Question

The magnetic field \[B = 2{t^2} + 4{t^2}\] (where \[t\]\[ = \] time) is applied perpendicular to the plane of a circular wire of radius \[r\] and resistance\[R\]. If all the units are in SI the electric charge that flows through the circular wire during \[t = 0s\]to \[t = 2s\] is
A. \[\dfrac{{6\pi {r^2}}}{R}\]
B. \[\dfrac{{24\pi {r^2}}}{R}\]
C. \[\dfrac{{32\pi {r^2}}}{R}\]
D. \[\dfrac{{48\pi {r^2}}}{R}\]

Answer 1

Hint: Here, the magnetic field given is time dependent that is, it is varying with time. This time varying magnetic field induces an emf in the wire and from Faraday’s law, we have the induced emf in a circuit is equal to the time rate of change of magnetic flux through the circuit.

Complete step by step answer:
Given, magnetic field, \[B = 2{t^2} + 4{t^2}\]
Radius of the circular wire \[ = r\]
And resistance of the circular wire\[ = R\]
We need to find the electric charge that flows through the wire during \[t = 0s\] to \[t = 2s\].
At \[t = 0s\], \[{B_1} = 2{(0)^2} + 4{(0)^2} \Rightarrow {B_1} = 0\]......................(1)
\[t = 2s\],\[{B_2} = 2{(2)^2} + 4{(2)^2} \Rightarrow {B_2} = 24\,{\text{Wb}}\,{{\text{m}}^{{\text{ - 2}}}}\]...................................(2)
As the magnetic field and the plane of the circular wire are perpendicular to each other so, there will be an induced emf in the wire due to varying magnetic field. The induced emf is given by,
\[\left| \varepsilon \right| = \dfrac{{\Delta {\phi _B}}}{{\Delta t}}\]..............................(3)
Where \[\Delta {\phi _B}\] is the change in the magnetic flux during the time interval \[\Delta t\].
The induced emf can also be written as,
\[\left| \varepsilon \right| = IR\].............................................(4)
where \[I\]is the current through the wire and \[R\]is the resistance of the wire.

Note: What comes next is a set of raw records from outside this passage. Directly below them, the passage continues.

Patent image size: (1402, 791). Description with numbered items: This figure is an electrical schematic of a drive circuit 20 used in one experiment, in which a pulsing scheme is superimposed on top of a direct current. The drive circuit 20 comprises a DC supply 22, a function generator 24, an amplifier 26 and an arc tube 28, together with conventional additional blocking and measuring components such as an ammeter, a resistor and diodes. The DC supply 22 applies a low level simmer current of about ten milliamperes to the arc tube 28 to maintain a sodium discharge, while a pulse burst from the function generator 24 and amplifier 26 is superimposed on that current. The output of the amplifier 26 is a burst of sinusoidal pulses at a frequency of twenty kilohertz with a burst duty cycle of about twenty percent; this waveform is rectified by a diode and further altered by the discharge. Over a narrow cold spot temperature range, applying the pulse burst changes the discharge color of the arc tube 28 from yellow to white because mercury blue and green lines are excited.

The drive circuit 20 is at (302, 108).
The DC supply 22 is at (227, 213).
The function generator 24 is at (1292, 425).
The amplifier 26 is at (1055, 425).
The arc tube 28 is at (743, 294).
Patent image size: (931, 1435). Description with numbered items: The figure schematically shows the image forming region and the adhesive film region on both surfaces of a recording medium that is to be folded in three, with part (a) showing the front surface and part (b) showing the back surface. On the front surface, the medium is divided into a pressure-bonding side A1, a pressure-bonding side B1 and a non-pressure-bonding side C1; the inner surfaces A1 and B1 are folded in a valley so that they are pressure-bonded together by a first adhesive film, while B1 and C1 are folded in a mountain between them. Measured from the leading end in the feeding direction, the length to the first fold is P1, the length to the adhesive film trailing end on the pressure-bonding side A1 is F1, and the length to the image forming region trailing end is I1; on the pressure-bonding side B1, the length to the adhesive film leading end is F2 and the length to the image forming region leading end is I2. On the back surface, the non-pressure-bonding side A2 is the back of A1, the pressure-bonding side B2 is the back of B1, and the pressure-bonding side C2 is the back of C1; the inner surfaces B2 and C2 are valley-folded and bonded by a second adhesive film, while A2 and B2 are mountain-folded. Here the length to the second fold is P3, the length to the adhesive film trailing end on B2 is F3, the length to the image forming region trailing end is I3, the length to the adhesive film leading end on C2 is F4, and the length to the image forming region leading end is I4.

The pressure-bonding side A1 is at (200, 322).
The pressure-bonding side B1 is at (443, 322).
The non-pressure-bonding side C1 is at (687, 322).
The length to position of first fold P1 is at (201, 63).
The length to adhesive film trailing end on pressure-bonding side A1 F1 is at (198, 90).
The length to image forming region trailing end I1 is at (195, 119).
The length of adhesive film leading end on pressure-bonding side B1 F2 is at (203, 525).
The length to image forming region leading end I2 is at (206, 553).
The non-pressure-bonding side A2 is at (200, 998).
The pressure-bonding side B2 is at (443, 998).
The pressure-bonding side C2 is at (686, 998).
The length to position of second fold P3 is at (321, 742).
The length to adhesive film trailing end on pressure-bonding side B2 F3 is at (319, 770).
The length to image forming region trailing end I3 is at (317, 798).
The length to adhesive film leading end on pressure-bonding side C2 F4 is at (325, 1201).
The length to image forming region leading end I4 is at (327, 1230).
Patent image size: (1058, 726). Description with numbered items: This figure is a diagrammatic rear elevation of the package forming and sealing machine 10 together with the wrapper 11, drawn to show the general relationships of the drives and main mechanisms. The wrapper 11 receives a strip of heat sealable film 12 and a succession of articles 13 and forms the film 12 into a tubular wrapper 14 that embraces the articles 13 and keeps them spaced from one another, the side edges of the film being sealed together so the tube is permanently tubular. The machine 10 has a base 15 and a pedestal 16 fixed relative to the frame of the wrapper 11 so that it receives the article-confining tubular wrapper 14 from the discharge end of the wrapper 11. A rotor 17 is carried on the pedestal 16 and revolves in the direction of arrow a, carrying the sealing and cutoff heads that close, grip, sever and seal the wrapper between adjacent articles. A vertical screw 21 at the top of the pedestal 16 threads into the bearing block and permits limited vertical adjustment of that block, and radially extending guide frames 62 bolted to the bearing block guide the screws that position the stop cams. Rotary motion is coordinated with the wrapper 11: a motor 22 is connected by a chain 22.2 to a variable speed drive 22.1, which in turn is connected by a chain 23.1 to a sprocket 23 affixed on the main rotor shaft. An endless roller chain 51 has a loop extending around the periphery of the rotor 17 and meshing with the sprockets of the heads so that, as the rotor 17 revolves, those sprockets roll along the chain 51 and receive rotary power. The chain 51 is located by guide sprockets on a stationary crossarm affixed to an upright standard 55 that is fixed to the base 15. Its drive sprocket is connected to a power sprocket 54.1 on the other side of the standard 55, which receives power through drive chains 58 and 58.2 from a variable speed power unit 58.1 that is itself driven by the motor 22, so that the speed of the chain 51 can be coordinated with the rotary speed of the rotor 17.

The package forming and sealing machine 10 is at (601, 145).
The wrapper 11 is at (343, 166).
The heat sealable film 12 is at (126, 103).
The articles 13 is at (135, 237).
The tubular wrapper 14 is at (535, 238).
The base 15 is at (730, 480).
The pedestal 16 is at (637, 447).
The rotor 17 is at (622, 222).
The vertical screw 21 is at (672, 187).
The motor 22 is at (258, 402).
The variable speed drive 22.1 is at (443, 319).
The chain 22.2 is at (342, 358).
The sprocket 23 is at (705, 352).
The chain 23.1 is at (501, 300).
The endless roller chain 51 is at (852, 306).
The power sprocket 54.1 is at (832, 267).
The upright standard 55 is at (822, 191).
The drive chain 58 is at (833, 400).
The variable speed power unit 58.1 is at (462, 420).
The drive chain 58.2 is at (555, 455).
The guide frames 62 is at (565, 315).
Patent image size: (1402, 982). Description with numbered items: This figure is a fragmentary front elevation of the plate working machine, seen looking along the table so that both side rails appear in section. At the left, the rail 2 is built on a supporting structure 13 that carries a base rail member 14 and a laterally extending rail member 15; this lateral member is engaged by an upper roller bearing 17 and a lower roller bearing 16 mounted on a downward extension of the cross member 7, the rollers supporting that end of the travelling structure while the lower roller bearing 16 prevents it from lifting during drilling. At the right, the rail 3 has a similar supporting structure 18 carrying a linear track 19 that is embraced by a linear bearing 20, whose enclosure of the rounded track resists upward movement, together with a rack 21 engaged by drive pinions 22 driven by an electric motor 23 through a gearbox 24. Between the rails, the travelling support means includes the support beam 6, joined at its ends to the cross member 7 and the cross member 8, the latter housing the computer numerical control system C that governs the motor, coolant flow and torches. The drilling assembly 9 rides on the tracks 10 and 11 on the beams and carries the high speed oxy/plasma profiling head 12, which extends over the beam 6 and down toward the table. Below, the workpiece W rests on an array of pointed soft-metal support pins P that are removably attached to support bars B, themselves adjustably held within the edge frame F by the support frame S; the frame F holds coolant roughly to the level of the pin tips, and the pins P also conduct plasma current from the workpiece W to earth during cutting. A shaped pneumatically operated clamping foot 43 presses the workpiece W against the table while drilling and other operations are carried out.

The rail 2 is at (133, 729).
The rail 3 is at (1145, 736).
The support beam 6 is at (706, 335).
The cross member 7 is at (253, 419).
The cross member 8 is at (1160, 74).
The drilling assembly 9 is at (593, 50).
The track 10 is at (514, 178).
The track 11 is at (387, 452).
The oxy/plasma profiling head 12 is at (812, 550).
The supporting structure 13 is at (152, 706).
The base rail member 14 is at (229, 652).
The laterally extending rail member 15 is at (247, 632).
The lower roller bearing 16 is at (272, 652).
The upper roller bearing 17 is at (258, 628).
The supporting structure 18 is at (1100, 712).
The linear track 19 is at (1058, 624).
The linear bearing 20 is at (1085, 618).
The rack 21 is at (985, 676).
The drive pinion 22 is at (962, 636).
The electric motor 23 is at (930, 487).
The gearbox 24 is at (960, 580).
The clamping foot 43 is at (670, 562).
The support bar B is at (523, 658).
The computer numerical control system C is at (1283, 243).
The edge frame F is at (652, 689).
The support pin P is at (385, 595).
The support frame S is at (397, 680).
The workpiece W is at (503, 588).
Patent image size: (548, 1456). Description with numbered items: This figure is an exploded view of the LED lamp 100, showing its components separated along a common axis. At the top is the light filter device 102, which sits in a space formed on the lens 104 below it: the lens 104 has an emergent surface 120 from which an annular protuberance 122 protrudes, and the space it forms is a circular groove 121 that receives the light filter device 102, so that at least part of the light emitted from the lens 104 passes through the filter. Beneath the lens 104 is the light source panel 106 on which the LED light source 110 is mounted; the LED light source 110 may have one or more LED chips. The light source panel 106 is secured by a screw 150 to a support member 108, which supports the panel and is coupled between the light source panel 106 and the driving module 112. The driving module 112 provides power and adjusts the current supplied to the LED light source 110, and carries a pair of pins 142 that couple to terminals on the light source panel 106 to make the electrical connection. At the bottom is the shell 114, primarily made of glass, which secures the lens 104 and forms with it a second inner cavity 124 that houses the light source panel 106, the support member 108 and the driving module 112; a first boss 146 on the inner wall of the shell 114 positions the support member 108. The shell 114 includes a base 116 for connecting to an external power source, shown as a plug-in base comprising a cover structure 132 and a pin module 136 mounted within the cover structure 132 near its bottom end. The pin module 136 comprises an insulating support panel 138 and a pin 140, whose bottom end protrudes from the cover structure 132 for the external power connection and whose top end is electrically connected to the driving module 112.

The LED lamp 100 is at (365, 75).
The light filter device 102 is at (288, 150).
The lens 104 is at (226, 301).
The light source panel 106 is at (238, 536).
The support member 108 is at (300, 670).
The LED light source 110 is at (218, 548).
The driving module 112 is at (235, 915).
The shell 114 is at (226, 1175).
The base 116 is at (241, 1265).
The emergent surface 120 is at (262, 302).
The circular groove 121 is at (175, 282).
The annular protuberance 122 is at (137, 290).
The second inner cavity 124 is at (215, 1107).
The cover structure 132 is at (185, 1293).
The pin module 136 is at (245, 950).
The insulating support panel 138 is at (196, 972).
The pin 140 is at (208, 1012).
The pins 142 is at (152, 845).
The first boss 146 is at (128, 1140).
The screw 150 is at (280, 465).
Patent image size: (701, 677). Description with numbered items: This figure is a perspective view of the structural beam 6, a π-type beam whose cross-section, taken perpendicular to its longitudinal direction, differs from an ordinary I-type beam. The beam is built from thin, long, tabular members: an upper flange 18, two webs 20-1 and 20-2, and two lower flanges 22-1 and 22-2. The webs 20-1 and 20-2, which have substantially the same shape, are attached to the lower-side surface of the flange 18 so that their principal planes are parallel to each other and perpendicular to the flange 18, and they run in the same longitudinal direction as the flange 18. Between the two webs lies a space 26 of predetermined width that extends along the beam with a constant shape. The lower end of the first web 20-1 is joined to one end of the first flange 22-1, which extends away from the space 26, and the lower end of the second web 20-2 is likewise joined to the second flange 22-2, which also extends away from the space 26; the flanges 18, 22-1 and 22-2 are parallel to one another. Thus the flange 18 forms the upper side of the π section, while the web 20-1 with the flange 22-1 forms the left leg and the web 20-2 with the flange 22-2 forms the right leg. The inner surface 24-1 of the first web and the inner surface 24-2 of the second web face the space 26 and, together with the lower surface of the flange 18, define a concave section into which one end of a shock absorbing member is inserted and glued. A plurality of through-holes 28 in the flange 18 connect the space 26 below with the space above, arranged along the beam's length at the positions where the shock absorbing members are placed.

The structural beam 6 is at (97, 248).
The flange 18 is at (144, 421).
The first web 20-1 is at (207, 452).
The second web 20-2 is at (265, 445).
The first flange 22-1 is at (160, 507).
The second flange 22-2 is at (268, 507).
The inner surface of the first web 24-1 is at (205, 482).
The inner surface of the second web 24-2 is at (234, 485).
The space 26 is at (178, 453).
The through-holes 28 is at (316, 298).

Let \[\Delta Q\] be the charge flowing through the wire in the time interval\[\Delta t\]. So the current through the wire is, \[I = \dfrac{{\Delta Q}}{{\Delta t}}\]. Putting this value of \[I\]in equation (4), we get,
\[\left| \varepsilon \right| = \dfrac{{\Delta Q}}{{\Delta t}}R\].........................................(5)
Now, equating equations (3) and (5), we have,

\[\dfrac{{\Delta {\phi _B}}}{{\Delta t}} = \dfrac{{\Delta Q}}{{\Delta t}}R\]
\[ \Rightarrow \Delta {\phi _B} = \Delta QR\]
\[ \Rightarrow \Delta Q = \dfrac{{\Delta {\phi _B}}}{R}\]...........................................(6)
We have the formula for magnetic flux as, \[{\phi _B} = BA\cos \theta \] where \[B\] is the magnetic field and \[A\] is the area and \[\theta \]is the angle between the magnetic field vector and area vector of the wire. Here,\[\cos \theta = \cos 90 = 1\]and area of the circle of radius \[r\] is \[\pi {r^2}\]. Therefore, magnetic flux is
\[{\phi _B} = BA = B\pi {r^2}\]
Magnetic flux at time \[t = 0s\]is \[{\phi _{B1}} = {B_1}\pi {r^2} = 0\] [using equation (1)]
Magnetic flux at time \[t = 2s\]is \[{\phi _{B2}} = {B_2}\pi {r^2} = 24\pi {r^2}\,\] [using equation (2)]
Change in magnetic flux,\[\Delta {\phi _B} = {\phi _{B2}} - {\phi _{B1}} = 24\pi {r^2}\]........................... (7)
Now, putting the value of \[\Delta {\phi _B}\] from equation (7) in equation (6), we get
$\\Delta Q = \dfrac{{\Delta {\phi _B}}}{R} \\$
$ \Rightarrow \Delta Q = \dfrac{{24\pi {r^2}}}{R} \\$
Therefore charge flowing through the circular wire during the interval \[t = 0s\] to \[t = 2s\] is \[\Delta Q = \dfrac{{24\pi {r^2}}}{R}\]

So, the correct answer is “Option B”.

Note:
Here, the magnetic field is changing with time, that is the magnetic flux is changing, so there is an induced emf but if the magnetic field is constant then there will be no change in the magnetic field and there will be no induced emf. So while solving such problems, one should check whether the magnetic field is varying with time or is constant.